Anna S.eliade on December 28th, 2004 04:10 am (UTC)
OMG 3-4 HOURS?! Well, I put it on medium instead of low, and after my repeated pinch-testing it seemed rather dry. But now I see you're right--there is a clumpy patch in one corner that I didn't notice. Grr. Well, I'll spring for another dryer cycle & knock it around a bit. ;>)

Thank you! Very helpful info!
ex_dovil323 on December 28th, 2004 04:16 am (UTC)
Listen to these instructions carefully.

You need to fluff up the pillow until it's a scary bulbous mess, then shove it into the dryer. Walk away, make a coffee, get settled into your programme and forget the time. Now then, and only then, realise you can smell the faint aroma of singed feather and run screaming down the hallway while standing on various things with your bare feet and running into the side of the door with bruising force.

Once you've stopped leaping about the place with one hand covering your arm that no longer works while your feet swell up, you need to wrench the dryer open and pull the slightly smoldering pillow out, burning your hand in the process. Then you need to find a pretty pillow case and cover it up so nobody finds out.

Then in two weeks time once the pillow grows mold on it because for some reason it still didn't dry the whole way through you need to rip it apart in a fit of anger, get the vaccum cleaner out, throw it all in the rubbish bin and call it a day.

Then go the store and buy a new feather pillow. Because they're the best!
for you I'd bleed myself dryboniblithe on December 28th, 2004 04:19 am (UTC)
Quite possibly the most accurate laundry instructions I have ever read.
Anna S.eliade on December 28th, 2004 05:34 pm (UTC)
Life is complicated. *cries quiet tears*
Anna S.eliade on December 28th, 2004 05:33 pm (UTC)
Snerk. You have all terrified me with Mold Fear! ::weeps::

Before I left home this morning, I gently settled my pillow next to my radiator so that it can bask in its sauna-like atmosphere all day.
Nia: bjork spatulapopfantastic on December 28th, 2004 04:22 am (UTC)
If you lack a tennis ball, a clean washable sneaker (Keds do the job perfectly) or soled slipper works even better. I highly recommend having something in there to keep it fluffing.
braver: object_swallow on December 28th, 2004 07:56 am (UTC)
This is the weirdest set of LJ comments I have read ever, and it's fandom so you know that means something. Bulbous pillows! Helpful tennis balls, or, even better, sneakers! I'm in an alternative universe of bizarre domesticity.

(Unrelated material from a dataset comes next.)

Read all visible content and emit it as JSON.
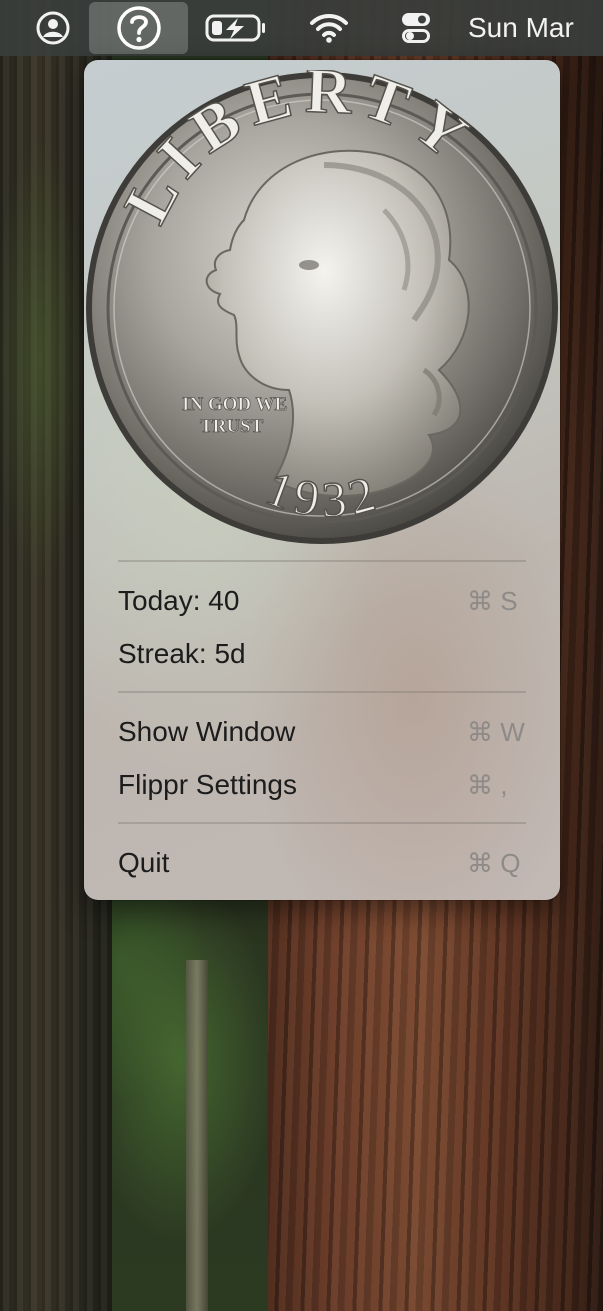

I have the unshakable feeling I should be writing it all down.

... going to bed now.
Anna S.: scary_girleliade on December 28th, 2004 05:36 pm (UTC)

Bulbous pillows!

Not just bulbous pillows, but bulbous, taut, and hot pillows. Yeah, baby.
Anna S.: cat_chickeneliade on December 28th, 2004 05:35 pm (UTC)
Drat. I have neither. In perverseness--as it in no way a ball or sneaker--I briefly contemplated a soapstone egg I have, imagining it whanging madly around the dryer until all life in the universe was destroyed by its crazed force, but sanely reconsidered.
Nia: maggiepopfantastic on December 28th, 2004 06:36 pm (UTC)
In the absence of a ball or footwear, I'm very glad you did not resort to the egg experiment. I see that ending badly.

The $5 Kmart Generic Keds-like Canvas Sneakers in our laundry room are, I think, officially in the house just for the purpose of smashing feathers in the dryer. Then again, we also have two down comforters, so I guess it's not extravagant.